For Location 2, the $\vec{r}_2$ is perpendicular to the velocity vector $\vec{v}$ (the angle between them is 90 degrees). When we take this cross product, then: $$\vec{v}\times \vec{r}_2 = |\vec{v}||\vec{r}_2|sin(90)=2*0.5*1= 1 \text{ m}^2\text{s}^{-1} \text{ } \hat{z}$$ Note that the $\hat{z}$ comes from using the right hand rule (or rather from taking the cross product of a vector in the $\hat{x}$ and a vector in the $\hat{y}$). If you point your fingers in the direction of the velocity and curl them toward location 2 your thumb would point out of the page (or in the $+\hat{x}$ direction).

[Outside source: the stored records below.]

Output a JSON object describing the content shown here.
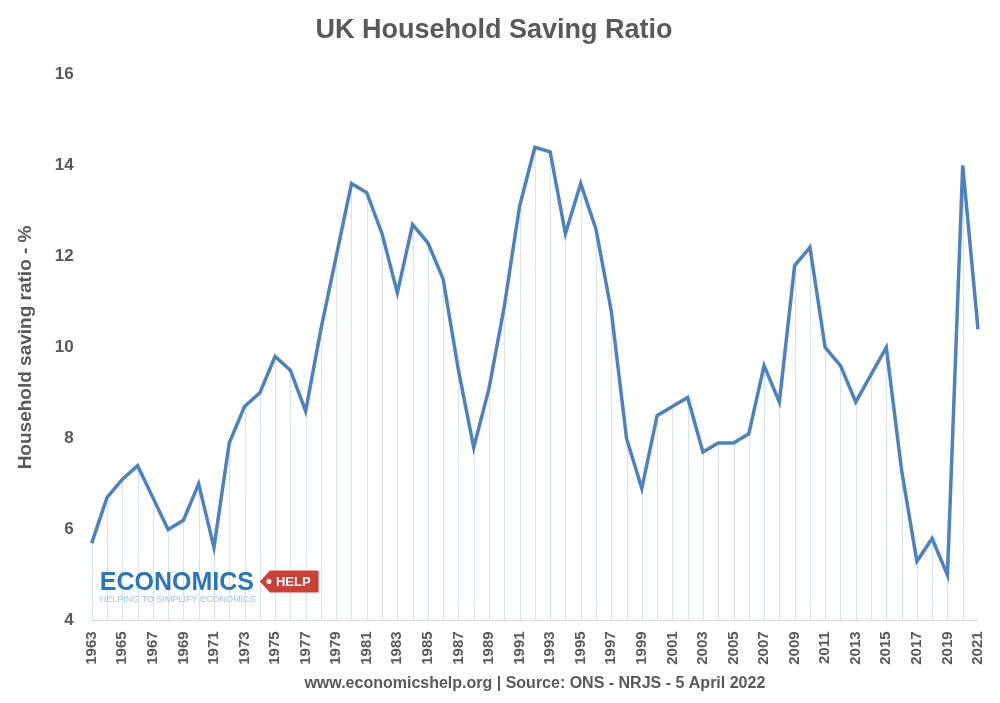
{
  "chart_data": {
    "type": "line",
    "title": "UK Household Saving Ratio",
    "x_label": "www.economicshelp.org | Source: ONS - NRJS - 5 April 2022",
    "y_label": "Household saving ratio - %",
    "categories": [
      "1963",
      null,
      "1965",
      null,
      "1967",
      null,
      "1969",
      null,
      "1971",
      null,
      "1973",
      null,
      "1975",
      null,
      "1977",
      null,
      "1979",
      null,
      "1981",
      null,
      "1983",
      null,
      "1985",
      null,
      "1987",
      null,
      "1989",
      null,
      "1991",
      null,
      "1993",
      null,
      "1995",
      null,
      "1997",
      null,
      "1999",
      null,
      "2001",
      null,
      "2003",
      null,
      "2005",
      null,
      "2007",
      null,
      "2009",
      null,
      "2011",
      null,
      "2013",
      null,
      "2015",
      null,
      "2017",
      null,
      "2019",
      null,
      "2021"
    ],
    "values": [
      5.7,
      6.7,
      7.1,
      7.4,
      6.7,
      6.0,
      6.2,
      7.0,
      5.6,
      7.9,
      8.7,
      9.0,
      9.8,
      9.5,
      8.6,
      10.4,
      12.0,
      13.6,
      13.4,
      12.5,
      11.2,
      12.7,
      12.3,
      11.5,
      9.5,
      7.8,
      9.1,
      10.9,
      13.1,
      14.4,
      14.3,
      12.5,
      13.6,
      12.6,
      10.8,
      8.0,
      6.9,
      8.5,
      8.7,
      8.9,
      7.7,
      7.9,
      7.9,
      8.1,
      9.6,
      8.8,
      11.8,
      12.2,
      10.0,
      9.6,
      8.8,
      9.4,
      10.0,
      7.3,
      5.3,
      5.8,
      5.0,
      14.0,
      10.4
    ],
    "color": "#4f81bd",
    "ylim": [
      4,
      16
    ],
    "yticks": [
      4,
      6,
      8,
      10,
      12,
      14,
      16
    ],
    "grid": false,
    "annotations": [
      "ECONOMICS",
      "HELP",
      "HELPING TO SIMPLIFY ECONOMICS"
    ]
  }
}
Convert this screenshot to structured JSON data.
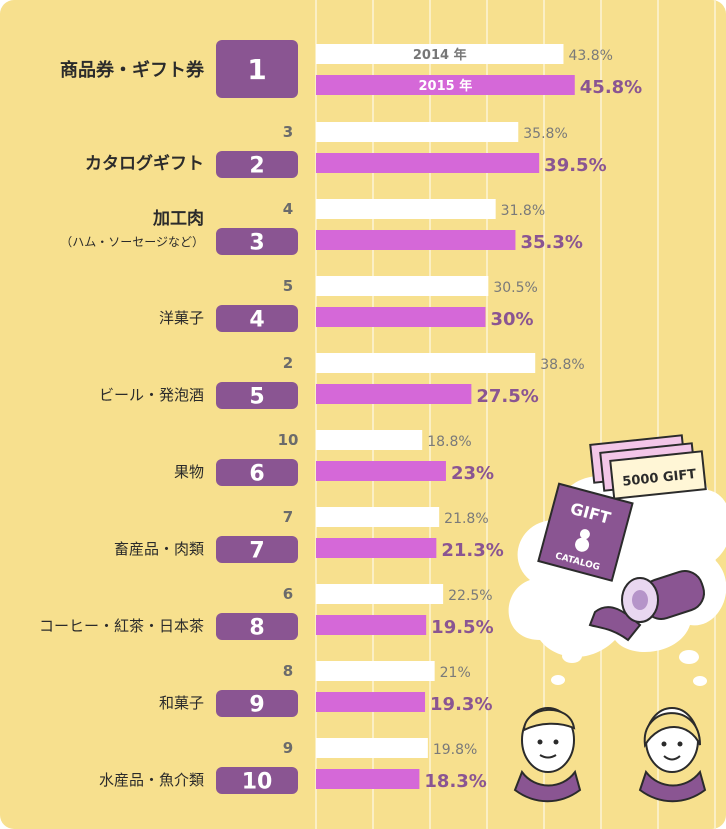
{
  "colors": {
    "background": "#F7E08E",
    "gridline": "#FBEFC4",
    "bar_2014": "#FFFFFF",
    "bar_2015": "#D568D8",
    "rank_badge": "#8A5592",
    "rank_text": "#FFFFFF",
    "label_text": "#2B2B2B",
    "prev_rank_text": "#6B6B6B",
    "value_2014_text": "#7A7A7A",
    "value_2015_text": "#8A5592"
  },
  "chart_data": {
    "type": "bar",
    "orientation": "horizontal",
    "series": [
      {
        "name": "2014 年",
        "values": [
          43.8,
          35.8,
          31.8,
          30.5,
          38.8,
          18.8,
          21.8,
          22.5,
          21,
          19.8
        ],
        "labels": [
          "43.8%",
          "35.8%",
          "31.8%",
          "30.5%",
          "38.8%",
          "18.8%",
          "21.8%",
          "22.5%",
          "21%",
          "19.8%"
        ]
      },
      {
        "name": "2015 年",
        "values": [
          45.8,
          39.5,
          35.3,
          30,
          27.5,
          23,
          21.3,
          19.5,
          19.3,
          18.3
        ],
        "labels": [
          "45.8%",
          "39.5%",
          "35.3%",
          "30%",
          "27.5%",
          "23%",
          "21.3%",
          "19.5%",
          "19.3%",
          "18.3%"
        ]
      }
    ],
    "rows": [
      {
        "rank": "1",
        "prev_rank": "",
        "label": "商品券・ギフト券",
        "sublabel": ""
      },
      {
        "rank": "2",
        "prev_rank": "3",
        "label": "カタログギフト",
        "sublabel": ""
      },
      {
        "rank": "3",
        "prev_rank": "4",
        "label": "加工肉",
        "sublabel": "（ハム・ソーセージなど）"
      },
      {
        "rank": "4",
        "prev_rank": "5",
        "label": "洋菓子",
        "sublabel": ""
      },
      {
        "rank": "5",
        "prev_rank": "2",
        "label": "ビール・発泡酒",
        "sublabel": ""
      },
      {
        "rank": "6",
        "prev_rank": "10",
        "label": "果物",
        "sublabel": ""
      },
      {
        "rank": "7",
        "prev_rank": "7",
        "label": "畜産品・肉類",
        "sublabel": ""
      },
      {
        "rank": "8",
        "prev_rank": "6",
        "label": "コーヒー・紅茶・日本茶",
        "sublabel": ""
      },
      {
        "rank": "9",
        "prev_rank": "8",
        "label": "和菓子",
        "sublabel": ""
      },
      {
        "rank": "10",
        "prev_rank": "9",
        "label": "水産品・魚介類",
        "sublabel": ""
      }
    ],
    "xlim": [
      0,
      55
    ],
    "grid": true,
    "legend": "inside-first-bars"
  },
  "illustration": {
    "gift_ticket_text": "5000 GIFT",
    "catalog_title": "GIFT",
    "catalog_subtitle": "CATALOG"
  }
}
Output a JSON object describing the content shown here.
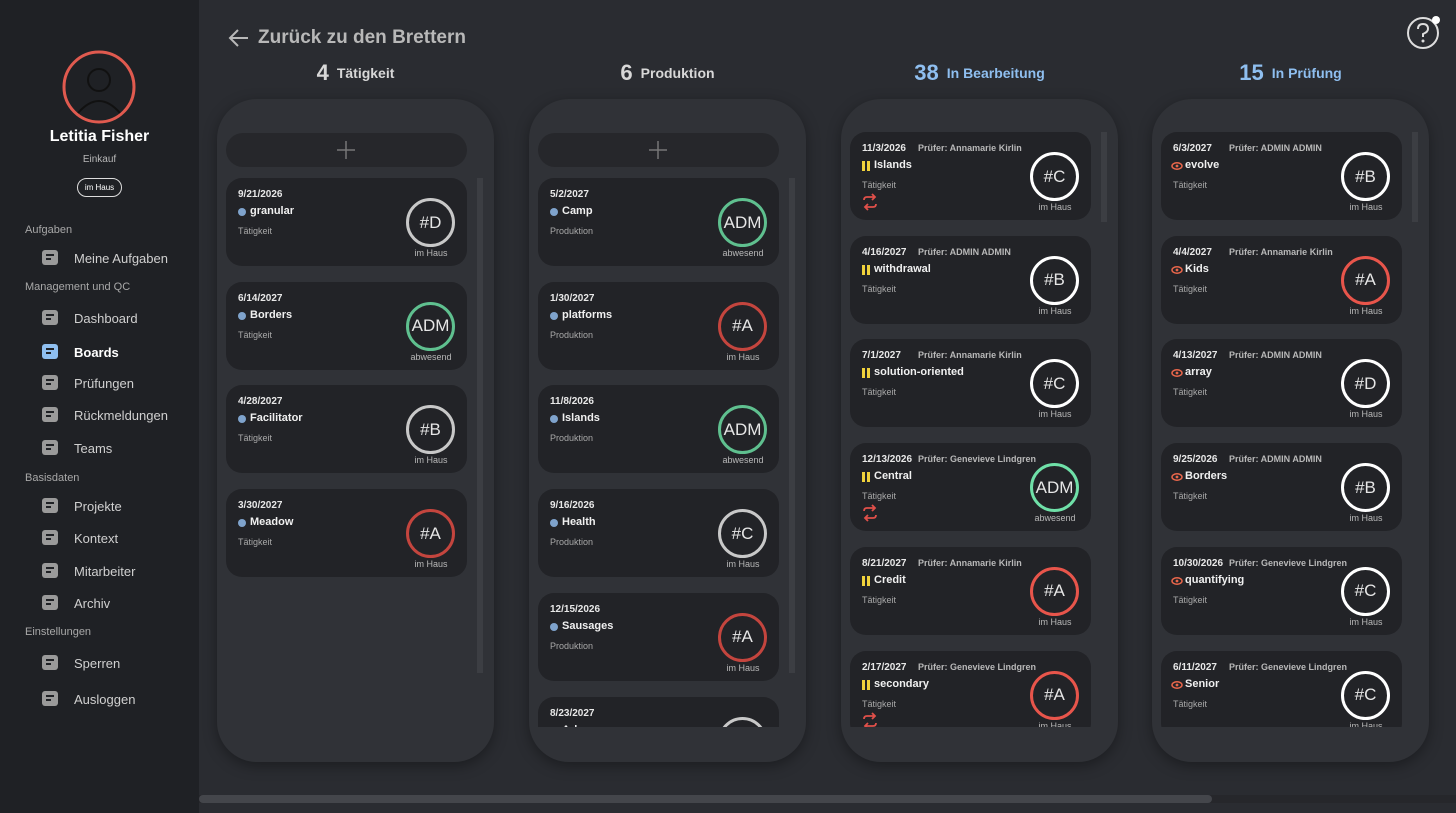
{
  "header": {
    "back": "Zurück zu den Brettern"
  },
  "profile": {
    "name": "Letitia Fisher",
    "department": "Einkauf",
    "status": "im Haus"
  },
  "nav": [
    {
      "section": "Aufgaben",
      "items": [
        "Meine Aufgaben"
      ]
    },
    {
      "section": "Management und QC",
      "items": [
        "Dashboard",
        "Boards",
        "Prüfungen",
        "Rückmeldungen",
        "Teams"
      ]
    },
    {
      "section": "Basisdaten",
      "items": [
        "Projekte",
        "Kontext",
        "Mitarbeiter",
        "Archiv"
      ]
    },
    {
      "section": "Einstellungen",
      "items": [
        "Sperren",
        "Ausloggen"
      ]
    }
  ],
  "active_nav": "Boards",
  "columns": [
    {
      "count": 4,
      "title": "Tätigkeit",
      "color": "#d8d8d8",
      "add": true,
      "icon": "dot",
      "cards": [
        {
          "date": "9/21/2026",
          "name": "granular",
          "type": "Tätigkeit",
          "badge": "#D",
          "status": "im Haus",
          "ring": "#c8c8c8"
        },
        {
          "date": "6/14/2027",
          "name": "Borders",
          "type": "Tätigkeit",
          "badge": "ADM",
          "status": "abwesend",
          "ring": "#5fc08f"
        },
        {
          "date": "4/28/2027",
          "name": "Facilitator",
          "type": "Tätigkeit",
          "badge": "#B",
          "status": "im Haus",
          "ring": "#c8c8c8"
        },
        {
          "date": "3/30/2027",
          "name": "Meadow",
          "type": "Tätigkeit",
          "badge": "#A",
          "status": "im Haus",
          "ring": "#c4453e"
        }
      ]
    },
    {
      "count": 6,
      "title": "Produktion",
      "color": "#d8d8d8",
      "add": true,
      "icon": "dot",
      "cards": [
        {
          "date": "5/2/2027",
          "name": "Camp",
          "type": "Produktion",
          "badge": "ADM",
          "status": "abwesend",
          "ring": "#5fc08f"
        },
        {
          "date": "1/30/2027",
          "name": "platforms",
          "type": "Produktion",
          "badge": "#A",
          "status": "im Haus",
          "ring": "#c4453e"
        },
        {
          "date": "11/8/2026",
          "name": "Islands",
          "type": "Produktion",
          "badge": "ADM",
          "status": "abwesend",
          "ring": "#5fc08f"
        },
        {
          "date": "9/16/2026",
          "name": "Health",
          "type": "Produktion",
          "badge": "#C",
          "status": "im Haus",
          "ring": "#c8c8c8"
        },
        {
          "date": "12/15/2026",
          "name": "Sausages",
          "type": "Produktion",
          "badge": "#A",
          "status": "im Haus",
          "ring": "#c4453e"
        },
        {
          "date": "8/23/2027",
          "name": "Arkansas",
          "ring": "#c8c8c8"
        }
      ]
    },
    {
      "count": 38,
      "title": "In Bearbeitung",
      "color": "#8fbff0",
      "add": false,
      "icon": "pause",
      "cards": [
        {
          "date": "11/3/2026",
          "reviewer": "Prüfer: Annamarie Kirlin",
          "name": "Islands",
          "type": "Tätigkeit",
          "repeat": true,
          "badge": "#C",
          "status": "im Haus",
          "ring": "#ffffff"
        },
        {
          "date": "4/16/2027",
          "reviewer": "Prüfer: ADMIN ADMIN",
          "name": "withdrawal",
          "type": "Tätigkeit",
          "badge": "#B",
          "status": "im Haus",
          "ring": "#ffffff"
        },
        {
          "date": "7/1/2027",
          "reviewer": "Prüfer: Annamarie Kirlin",
          "name": "solution-oriented",
          "type": "Tätigkeit",
          "badge": "#C",
          "status": "im Haus",
          "ring": "#ffffff"
        },
        {
          "date": "12/13/2026",
          "reviewer": "Prüfer: Genevieve Lindgren",
          "name": "Central",
          "type": "Tätigkeit",
          "repeat": true,
          "badge": "ADM",
          "status": "abwesend",
          "ring": "#6fe0a8"
        },
        {
          "date": "8/21/2027",
          "reviewer": "Prüfer: Annamarie Kirlin",
          "name": "Credit",
          "type": "Tätigkeit",
          "badge": "#A",
          "status": "im Haus",
          "ring": "#e8554b"
        },
        {
          "date": "2/17/2027",
          "reviewer": "Prüfer: Genevieve Lindgren",
          "name": "secondary",
          "type": "Tätigkeit",
          "repeat": true,
          "badge": "#A",
          "status": "im Haus",
          "ring": "#e8554b"
        }
      ]
    },
    {
      "count": 15,
      "title": "In Prüfung",
      "color": "#8fbff0",
      "add": false,
      "icon": "eye",
      "cards": [
        {
          "date": "6/3/2027",
          "reviewer": "Prüfer: ADMIN ADMIN",
          "name": "evolve",
          "type": "Tätigkeit",
          "badge": "#B",
          "status": "im Haus",
          "ring": "#ffffff"
        },
        {
          "date": "4/4/2027",
          "reviewer": "Prüfer: Annamarie Kirlin",
          "name": "Kids",
          "type": "Tätigkeit",
          "badge": "#A",
          "status": "im Haus",
          "ring": "#e8554b"
        },
        {
          "date": "4/13/2027",
          "reviewer": "Prüfer: ADMIN ADMIN",
          "name": "array",
          "type": "Tätigkeit",
          "badge": "#D",
          "status": "im Haus",
          "ring": "#ffffff"
        },
        {
          "date": "9/25/2026",
          "reviewer": "Prüfer: ADMIN ADMIN",
          "name": "Borders",
          "type": "Tätigkeit",
          "badge": "#B",
          "status": "im Haus",
          "ring": "#ffffff"
        },
        {
          "date": "10/30/2026",
          "reviewer": "Prüfer: Genevieve Lindgren",
          "name": "quantifying",
          "type": "Tätigkeit",
          "badge": "#C",
          "status": "im Haus",
          "ring": "#ffffff"
        },
        {
          "date": "6/11/2027",
          "reviewer": "Prüfer: Genevieve Lindgren",
          "name": "Senior",
          "type": "Tätigkeit",
          "badge": "#C",
          "status": "im Haus",
          "ring": "#ffffff"
        }
      ]
    }
  ]
}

Finally, for Location 3, we can think about $\vec{r}_3$ in terms of it's components - the part that is parallel to the velocity (which would be the same as $\vec{r}_1$) and the part that is perpendicular to the velocity (which would be the same as $\vec{r}_2$). We just learned if the vectors are parallel, the cross product will give zero - so the horizontal component of $\vec{r}_3$ will not contribute to the magnetic field at Location 3. The only part that will contribute will be the vertical component (which is the same as what we just calculated for magnetic field at Location 2). So, we know already that this cross product will give:
$$\vec{v}\times \vec{r}_3 = 1 \text{ m}^2\text{s}^{-1} \hat{z}$$
Next, we find the magnitudes of $r^3$, since that is another quantity we need to know in the Biot-Savart Law. Note that even though the cross products were the same for Locations 2 and 3, the separation distances are not! Location 3 is still further away from q when compared to Location 2.
\begin{align*} {r_2}^3 &= 0.125 \text{ m}^3 \\ {r_3}^3 &= 0.354 \text{ m}^3 \end{align*}
We don't including location 1 above since we already know the magnetic field is 0 at that location! Below, we give the magnetic field at all three locations by plugging what we found in the Biot-Savart equation from the Representations list above.
\begin{align*} \vec{B}_1 &= \frac{\mu_0}{4 \pi}\frac{q\vec{v}\times \vec{r}_1}{{r_1}^3} = 0 \\ \vec{B}_2 &= \frac{\mu_0}{4 \pi}\frac{q\vec{v}\times \vec{r}_2}{{r_2}^3} = 12 \text{ nT } \hat{z} \\ \vec{B}_3 &= \frac{\mu_0}{4 \pi}\frac{q\vec{v}\times \vec{r}_3}{{r_3}^3} = 4.2 \text{ nT } \hat{z} \end{align*}
Observation location 3 is the furthest away from our moving point charge and we would expect it to have a smaller magnetic field than location 2, this is reflected in our solution. We also expected the magnetic field at location 1 to be 0 since the velocity and separation vector are parallel for this point (this is always a good thing to look for when approaching a problem with cross products).